Generalized and degenerate Whittaker models

We study generalized and degenerate Whittaker models for reductive groups over local fields of characteristic zero (archimedean or non-archimedean). Our main result is the construction of epimorphisms from the generalized Whittaker model corresponding to a nilpotent orbit to any degenerate Whittaker model corresponding to the same orbit, and to certain degenerate Whittaker models corresponding to bigger orbits. We also give choice-free definitions of generalized and degenerate Whittaker models. Finally, we explain how our methods imply analogous results for Whittaker-Fourier coefficients of automorphic representations.
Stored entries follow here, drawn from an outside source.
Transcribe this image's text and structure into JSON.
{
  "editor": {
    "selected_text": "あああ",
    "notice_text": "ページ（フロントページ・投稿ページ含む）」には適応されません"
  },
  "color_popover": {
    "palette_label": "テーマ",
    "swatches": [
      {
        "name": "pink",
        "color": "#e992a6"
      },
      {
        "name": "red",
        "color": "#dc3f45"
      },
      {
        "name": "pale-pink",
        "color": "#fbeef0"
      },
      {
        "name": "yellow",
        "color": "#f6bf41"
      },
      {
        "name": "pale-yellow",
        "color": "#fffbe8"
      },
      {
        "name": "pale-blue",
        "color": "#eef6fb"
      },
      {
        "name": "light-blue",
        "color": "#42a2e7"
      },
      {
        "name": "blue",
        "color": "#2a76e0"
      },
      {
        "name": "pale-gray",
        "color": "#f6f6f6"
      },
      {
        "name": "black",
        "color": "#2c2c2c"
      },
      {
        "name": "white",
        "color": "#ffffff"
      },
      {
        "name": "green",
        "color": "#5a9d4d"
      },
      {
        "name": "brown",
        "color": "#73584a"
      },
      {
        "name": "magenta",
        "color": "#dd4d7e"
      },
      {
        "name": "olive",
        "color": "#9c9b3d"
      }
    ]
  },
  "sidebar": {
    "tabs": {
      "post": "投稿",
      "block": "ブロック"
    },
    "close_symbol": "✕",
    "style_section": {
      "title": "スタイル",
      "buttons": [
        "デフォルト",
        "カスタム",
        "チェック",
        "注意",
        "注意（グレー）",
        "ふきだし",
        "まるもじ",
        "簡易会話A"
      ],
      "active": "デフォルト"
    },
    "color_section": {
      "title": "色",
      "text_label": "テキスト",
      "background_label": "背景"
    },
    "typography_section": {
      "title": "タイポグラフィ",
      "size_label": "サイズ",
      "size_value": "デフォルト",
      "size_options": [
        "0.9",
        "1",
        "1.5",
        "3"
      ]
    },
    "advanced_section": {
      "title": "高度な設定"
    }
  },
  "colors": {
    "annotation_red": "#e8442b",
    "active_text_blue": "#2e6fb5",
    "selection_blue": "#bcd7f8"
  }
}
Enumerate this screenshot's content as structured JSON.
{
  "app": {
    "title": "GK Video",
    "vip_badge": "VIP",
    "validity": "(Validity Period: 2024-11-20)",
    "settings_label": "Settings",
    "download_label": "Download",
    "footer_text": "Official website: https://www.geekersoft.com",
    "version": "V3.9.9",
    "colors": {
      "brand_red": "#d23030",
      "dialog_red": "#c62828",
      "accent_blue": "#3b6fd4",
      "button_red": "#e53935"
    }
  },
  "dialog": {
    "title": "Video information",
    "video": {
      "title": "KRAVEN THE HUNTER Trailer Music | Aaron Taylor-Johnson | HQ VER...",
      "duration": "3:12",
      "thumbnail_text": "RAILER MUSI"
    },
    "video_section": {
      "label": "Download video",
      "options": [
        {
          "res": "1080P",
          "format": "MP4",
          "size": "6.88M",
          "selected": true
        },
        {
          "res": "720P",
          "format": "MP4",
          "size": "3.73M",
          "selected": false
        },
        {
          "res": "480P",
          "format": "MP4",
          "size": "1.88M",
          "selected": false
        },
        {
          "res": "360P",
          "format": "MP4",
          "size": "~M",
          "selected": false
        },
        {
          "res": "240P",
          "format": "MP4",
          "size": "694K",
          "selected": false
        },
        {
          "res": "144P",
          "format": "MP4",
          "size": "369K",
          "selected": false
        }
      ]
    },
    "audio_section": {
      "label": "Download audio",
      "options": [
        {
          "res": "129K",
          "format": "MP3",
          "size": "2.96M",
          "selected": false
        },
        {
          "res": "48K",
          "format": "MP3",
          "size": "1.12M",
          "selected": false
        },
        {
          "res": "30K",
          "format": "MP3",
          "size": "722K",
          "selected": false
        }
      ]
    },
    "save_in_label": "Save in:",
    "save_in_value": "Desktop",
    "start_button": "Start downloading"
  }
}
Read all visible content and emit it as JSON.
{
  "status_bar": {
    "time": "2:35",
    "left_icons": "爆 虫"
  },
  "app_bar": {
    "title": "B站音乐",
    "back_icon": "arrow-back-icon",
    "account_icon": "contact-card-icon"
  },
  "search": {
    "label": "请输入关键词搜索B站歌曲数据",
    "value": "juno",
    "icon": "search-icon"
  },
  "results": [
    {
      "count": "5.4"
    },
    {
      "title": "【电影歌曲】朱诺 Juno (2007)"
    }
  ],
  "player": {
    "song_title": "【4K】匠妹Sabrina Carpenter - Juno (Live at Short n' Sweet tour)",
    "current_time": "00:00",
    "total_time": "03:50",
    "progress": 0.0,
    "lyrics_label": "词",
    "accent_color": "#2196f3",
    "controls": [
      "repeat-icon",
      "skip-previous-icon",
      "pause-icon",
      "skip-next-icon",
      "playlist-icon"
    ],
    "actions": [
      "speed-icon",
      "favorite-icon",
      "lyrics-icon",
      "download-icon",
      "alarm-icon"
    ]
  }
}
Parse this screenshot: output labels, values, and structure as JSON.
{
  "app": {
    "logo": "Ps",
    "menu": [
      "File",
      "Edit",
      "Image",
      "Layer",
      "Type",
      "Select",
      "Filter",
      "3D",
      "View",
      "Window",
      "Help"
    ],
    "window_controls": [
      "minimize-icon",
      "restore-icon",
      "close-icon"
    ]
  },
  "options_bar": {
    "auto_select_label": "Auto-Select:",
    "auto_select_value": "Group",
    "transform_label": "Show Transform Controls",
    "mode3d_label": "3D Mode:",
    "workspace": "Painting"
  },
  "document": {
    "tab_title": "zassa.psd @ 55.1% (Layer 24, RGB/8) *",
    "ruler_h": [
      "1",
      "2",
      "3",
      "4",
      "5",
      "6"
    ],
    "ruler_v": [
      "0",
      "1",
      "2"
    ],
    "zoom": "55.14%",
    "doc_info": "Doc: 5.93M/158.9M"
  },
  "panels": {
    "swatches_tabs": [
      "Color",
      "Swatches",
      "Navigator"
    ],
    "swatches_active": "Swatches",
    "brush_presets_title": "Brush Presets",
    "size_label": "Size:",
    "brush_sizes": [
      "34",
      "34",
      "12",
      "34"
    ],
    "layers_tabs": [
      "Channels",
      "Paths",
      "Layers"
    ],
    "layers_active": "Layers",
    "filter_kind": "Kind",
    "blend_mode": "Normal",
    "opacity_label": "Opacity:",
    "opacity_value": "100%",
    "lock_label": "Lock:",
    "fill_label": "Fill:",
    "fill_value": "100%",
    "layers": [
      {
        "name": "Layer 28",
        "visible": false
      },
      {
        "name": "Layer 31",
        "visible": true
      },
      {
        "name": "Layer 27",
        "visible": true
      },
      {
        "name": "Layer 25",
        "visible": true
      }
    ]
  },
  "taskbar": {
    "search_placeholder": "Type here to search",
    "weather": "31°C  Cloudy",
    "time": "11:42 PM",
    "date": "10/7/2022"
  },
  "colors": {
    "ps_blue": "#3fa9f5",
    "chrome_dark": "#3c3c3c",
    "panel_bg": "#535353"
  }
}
For $\mathrm{GL}_n(F)$ this implies that a smooth admissible representation $\pi$ has a generalized Whittaker model $\mathcal{W}_{\mathcal{O}}(\pi)$ corresponding to a nilpotent coadjoint orbit $\mathcal{O}$ if and only if $\mathcal{O}$ lies in the (closure of) the wave-front set $\mathrm{WF}(\pi)$. Previously this was only known to hold for $F$ non-archimedean and $\mathcal{O}$ maximal in $\mathrm{WF}(\pi)$, see [MW87]. We also express $\mathcal{W}_{\mathcal{O}}(\pi)$ as an iteration of a version of the Bernstein-Zelevinsky derivatives [BZ77,AGS15a]. This enables us to extend to $\mathrm{GL_n}(\mathbb{R})$ and $\mathrm{GL_n}(\mathbb{C})$ several further results from [MW87] on the dimension of $\mathcal{W}_{\mathcal{O}}(\pi)$ and on the exactness of the generalized Whittaker functor.